Cancelled edition of Windows 10/early beta of windows 11

Windows 10X is a cancelled edition of Windows 10, a major release of the Microsoft Windows series of operating systems. Announced by Microsoft on October 2, 2019, it was initially developed as an operating system to support dual-screen devices, such as the unreleased Surface Neo. 10X was expected to be released in 2020, but Microsoft later announced that the project had been cancelled in May 2021. Some features and design changes from 10X were integrated into the newer Windows 11. While the operating system was originally designed for dual-screen devices, Windows 10X shifted its target to single-screen devices in 2020 due to increasing demand for traditional computers from the COVID-19 pandemic.

== Features ==

=== New and changed ===
Windows 10X introduced major changes to the Windows shell, abolishing legacy components in favor of new user experiences and enhanced security, as well as some notable design changes, which were integrated into Windows 11:

- The taskbar was centered.
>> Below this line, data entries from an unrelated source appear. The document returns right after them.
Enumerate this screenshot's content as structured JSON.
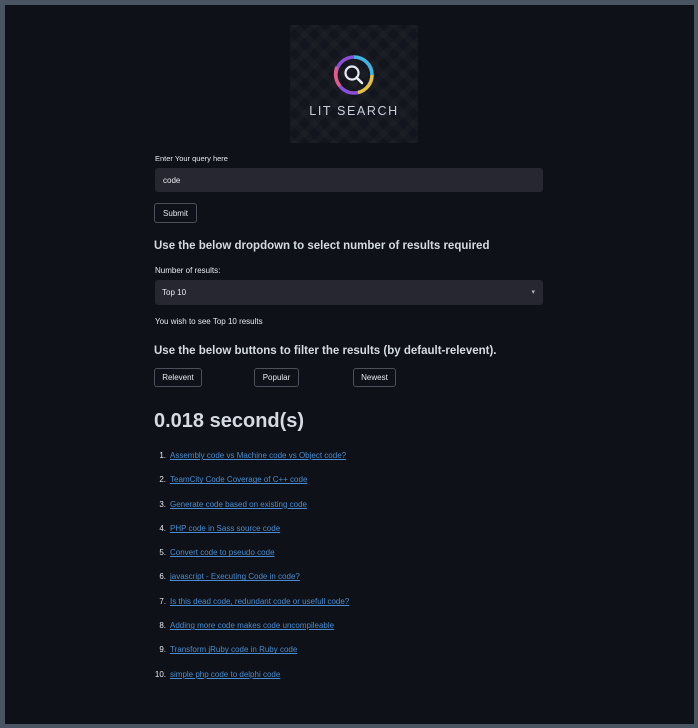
{
  "logo": {
    "text": "LIT SEARCH",
    "icon": "magnifier-icon"
  },
  "query": {
    "label": "Enter Your query here",
    "value": "code"
  },
  "submit_label": "Submit",
  "dropdown_heading": "Use the below dropdown to select number of results required",
  "results_count": {
    "label": "Number of results:",
    "selected": "Top 10"
  },
  "info_text": "You wish to see Top 10 results",
  "filter_heading": "Use the below buttons to filter the results (by default-relevent).",
  "filters": {
    "relevent": "Relevent",
    "popular": "Popular",
    "newest": "Newest"
  },
  "time_text": "0.018 second(s)",
  "results": [
    {
      "num": "1.",
      "title": "Assembly code vs Machine code vs Object code?"
    },
    {
      "num": "2.",
      "title": "TeamCity Code Coverage of C++ code"
    },
    {
      "num": "3.",
      "title": "Generate code based on existing code"
    },
    {
      "num": "4.",
      "title": "PHP code in Sass source code"
    },
    {
      "num": "5.",
      "title": "Convert code to pseudo code"
    },
    {
      "num": "6.",
      "title": "javascript - Executing Code in code?"
    },
    {
      "num": "7.",
      "title": "Is this dead code, redundant code or usefull code?"
    },
    {
      "num": "8.",
      "title": "Adding more code makes code uncompileable"
    },
    {
      "num": "9.",
      "title": "Transform jRuby code in Ruby code"
    },
    {
      "num": "10.",
      "title": "simple php code to delphi code"
    }
  ],
  "colors": {
    "background": "#0e1117",
    "input_background": "#262730",
    "link": "#4a8ccf",
    "text": "#e6e9ef"
  }
}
It had 3 different sizes: small, intended for mouse-controlled desktop computers, and medium and large intended for touch computers
- The taskbar was automatically hidden and could be clicked/tapped to be shown.
- New Start menu: Microsoft redesigned the Start menu with a focus on productivity, with the search box now at the top instead of in the taskbar like in other editions of Windows 10, as well as a section of pinned apps which is the successor to the Live Tiles from other Windows 10 editions and 8.
- The Action Center had been renamed “Quick Settings” and was given a redesign. Network/Internet controls, volume controls, and power options were moved to Quick Settings. There was also an area to check notifications and control music playback from a specific app.
- Window borders were rounded.
- The out-of-the-box setup was updated to better fit the new user interface of 10X, with a more modern design as well as Cortana no longer being an integrated feature.
- The default UI used a lighter theme than a dark one.
- Windows Update improvements: The Windows Update method was improved to complete faster. Feature updates are automatically installed in the background and are supposed to reboot only when required.
- Enhanced security: 10X introduced a new security system dubbed “State Separation”; instead of installing every file (including the user’s, the system’s, the applications’, etc.) into a single, accessible partition, which allowed attackers and malware to easily access system files, 10X installed system, application and other important files into a read-only partition, while leaving the user files in a separate, accessible partition. Therefore, the users and apps can only access files in the user partition.

== Cancellation ==
In May 2021, Microsoft announced that 10X was cancelled, but new features and design changes would be integrated into other Microsoft products (such as Windows 11).

Some builds of Windows 10X were leaked before its cancellation.